The book is set in a country called Amerika, in a city called Bliptown, and begins at a place called Corndog University where a certain professor (or plaquedemic, as these teachers of higher learning are referred to in this bizarro society), who cannot remember his own name and is therefore called ‘Blah or Dr. ‘Blah, is about to have his whole world turned upside down. You see, he is in no mood to face the group of student-things he is required to teach one day and so sends his doppelganger, the titular Dr. Identity, in his stead. Unfortunately, Dr. 'Blah’s double commits the unsanctioned murder of one of the student-things making him and Dr. ‘Blah fugitives from the law. What should they do? Go into hiding? Nearly impossible with the Pigs, “genetically souped up pseudonyms-made-flesh,” hot on their tails. And so they flee Corndog University and ignite a media frenzy as an apparently malfunctioning Dr. Identity sets out on a murderous rampage the likes of which Bliptown has never seen before. All of this is caught on camera by the seemingly omnipresent Papanazi, eager to capture the next lucrative piece of shocking footage.

At its heart, Dr. Identity is an inventive and entertaining black comedy set in a futuristic version of our own society where all of our worst excesses have run amok. Sex and ultra-violence, while verbally condemned, are celebrated by the media and given thousands of video channels through which it can be experienced. In the schizoverse—the mutant descendant of today’s internet—users can inhabit bodies with ridiculously enlarged genitalia and molest or destroy one another at random.
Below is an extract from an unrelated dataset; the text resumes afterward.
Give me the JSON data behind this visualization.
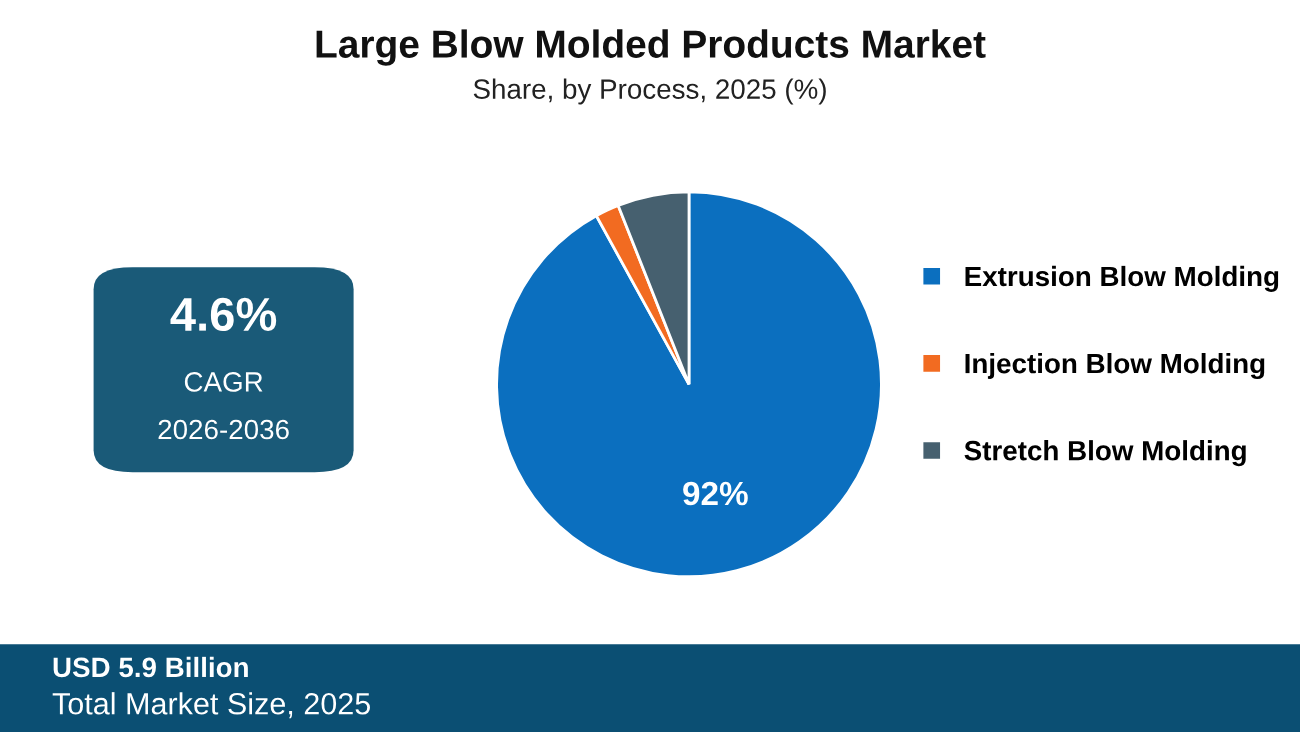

And just beyond the walls that surround Bliptown grows a rain forest inhabited by dinosaurs and other terrible creatures where criminals and undesirables are exiled to face their doom.

Fans of Steven Aylett’s Accomplice series will feel right at home in D. Harlan Wilson’s Amerika, where the strange settings are outdone only by the even stranger characters that inhabit them. For lack of a better cliché, this is “through the looking glass” fiction done with style and wit. Be forewarned, though, Dr. Identity and other books of this stylistic bent are not for everyone. Only those with a yearning for something different, something truly off-the-wall, something that pushes the boundaries of good taste and what they’ve come to expect from a novel should take the time to journey through D. Harlan Wilson’s bizarro future world. And those who do will find the experience entertaining and at times maybe even a little enlightening.